Reich and Irsay usually talk to each other in the locker room after every game, but encounters like the one on Sunday night are extremely rare. When it comes to the quarterback position — something the Colts haven’t quite done since Andrew Luck retired five years ago — the owner wants his voice heard.
“He’s got a lot of wisdom, has a lot of good advice,” Reich said. “His vote is always going to carry…he’s a one man crew in that regard.
“But what I appreciate about him is that it’s a collective decision. It’s, ‘Let’s talk about it.’ He can lead the way in some ways, but it’s really the owner, the general manager, the head coach who talks about a decision of this magnitude.
So the focus shifts to Texas’ second-year QB who impressed in the preseason but remains a question. He’s spent the past month leading the Colts’ scouting squad in practice, preparing the first-team defense for Sunday. He obtained a vote of confidence on Monday from one of the pillars of the Colts defense.
“I think it’s a great decision for us to have Sam there, the way he’s come and made plays in pre-season,” defensive tackle Grover Stewart said.
The Colts defense gave Indy a chance, but there’s one thing it can’t overcome: the offense
Now everything becomes real.
How will the attack change with Ehlinger under centre?
Will he give the team the spark that Irsay is hoping for?
“We always thought from day one that Sam had some kind of special sauce,” Reich said. “He has that in him, he behaves a certain way, he trains a certain way.
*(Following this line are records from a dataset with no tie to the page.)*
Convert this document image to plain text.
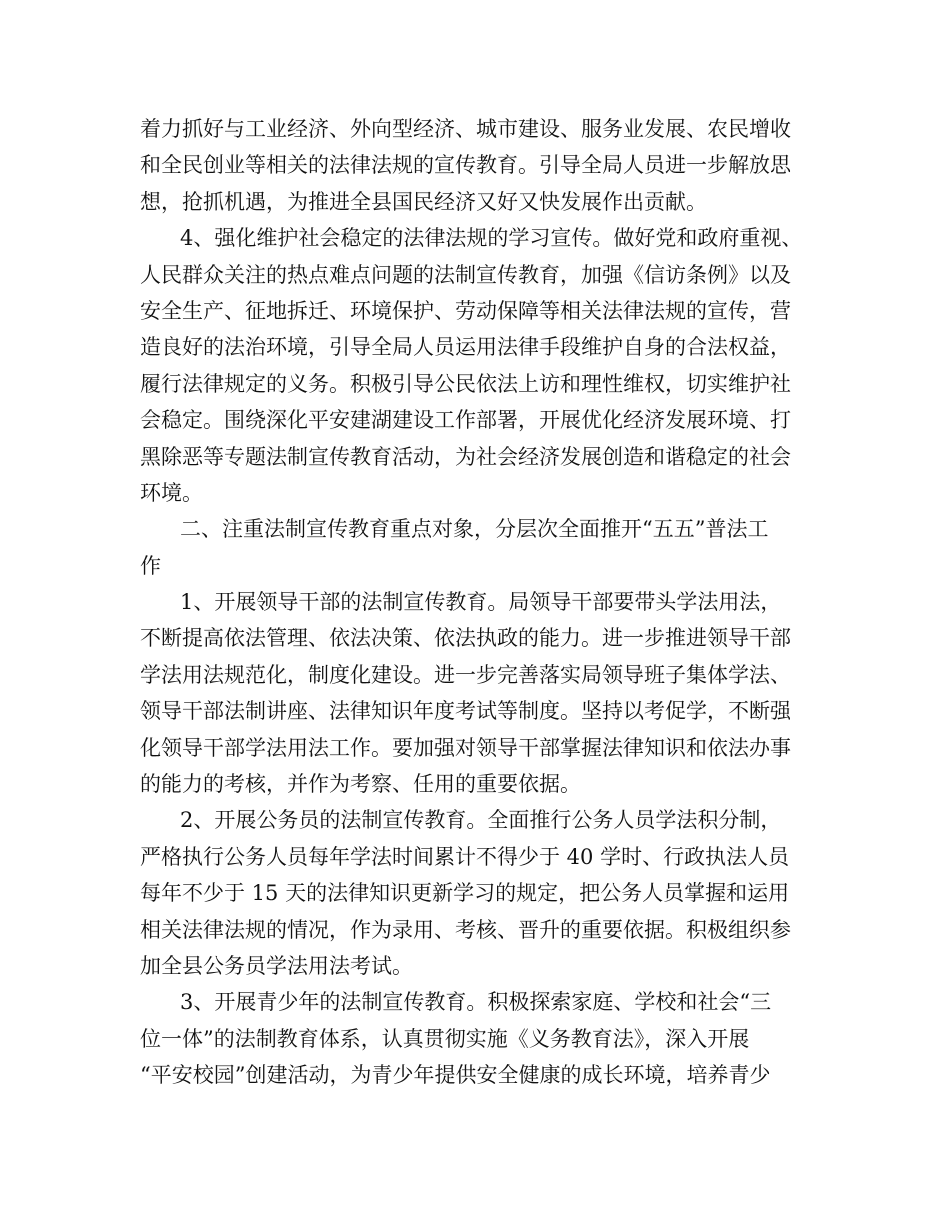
着力抓好与工业经济、外向型经济、城市建设、服务业发展、农民增收
和全民创业等相关的法律法规的宣传教育。引导全局人员进一步解放思
想，抢抓机遇，为推进全县国民经济又好又快发展作出贡献。
4、强化维护社会稳定的法律法规的学习宣传。做好党和政府重视、
人民群众关注的热点难点问题的法制宣传教育，加强《信访条例》以及
安全生产、征地拆迁、环境保护、劳动保障等相关法律法规的宣传，营
造良好的法治环境，引导全局人员运用法律手段维护自身的合法权益，
履行法律规定的义务。积极引导公民依法上访和理性维权，切实维护社
会稳定。围绕深化平安建湖建设工作部署，开展优化经济发展环境、打
黑除恶等专题法制宣传教育活动，为社会经济发展创造和谐稳定的社会
环境。
二、注重法制宣传教育重点对象，分层次全面推开“五五”普法工
作
1、开展领导干部的法制宣传教育。局领导干部要带头学法用法，
不断提高依法管理、依法决策、依法执政的能力。进一步推进领导干部
学法用法规范化，制度化建设。进一步完善落实局领导班子集体学法、
领导干部法制讲座、法律知识年度考试等制度。坚持以考促学，不断强
化领导干部学法用法工作。要加强对领导干部掌握法律知识和依法办事
的能力的考核，并作为考察、任用的重要依据。
2、开展公务员的法制宣传教育。全面推行公务人员学法积分制，
严格执行公务人员每年学法时间累计不得少于 40 学时、行政执法人员
每年不少于 15 天的法律知识更新学习的规定，把公务人员掌握和运用
相关法律法规的情况，作为录用、考核、晋升的重要依据。积极组织参
加全县公务员学法用法考试。
3、开展青少年的法制宣传教育。积极探索家庭、学校和社会“三
位一体”的法制教育体系，认真贯彻实施《义务教育法》，深入开展
“平安校园”创建活动，为青少年提供安全健康的成长环境，培养青少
He will be ready. He will be ready. Will he have growing pains? Sure. Will he make mistakes? Of course, he will make mistakes. But I think Sam will make games. He’s proven that everywhere he’s been, and we think that’s what he’s going to do for our offense. He’s going to play games.
The Colts better hope so. Otherwise, a disappointing and disjointed season will get worse, and Matt Ryan won’t be the only person to lose his job.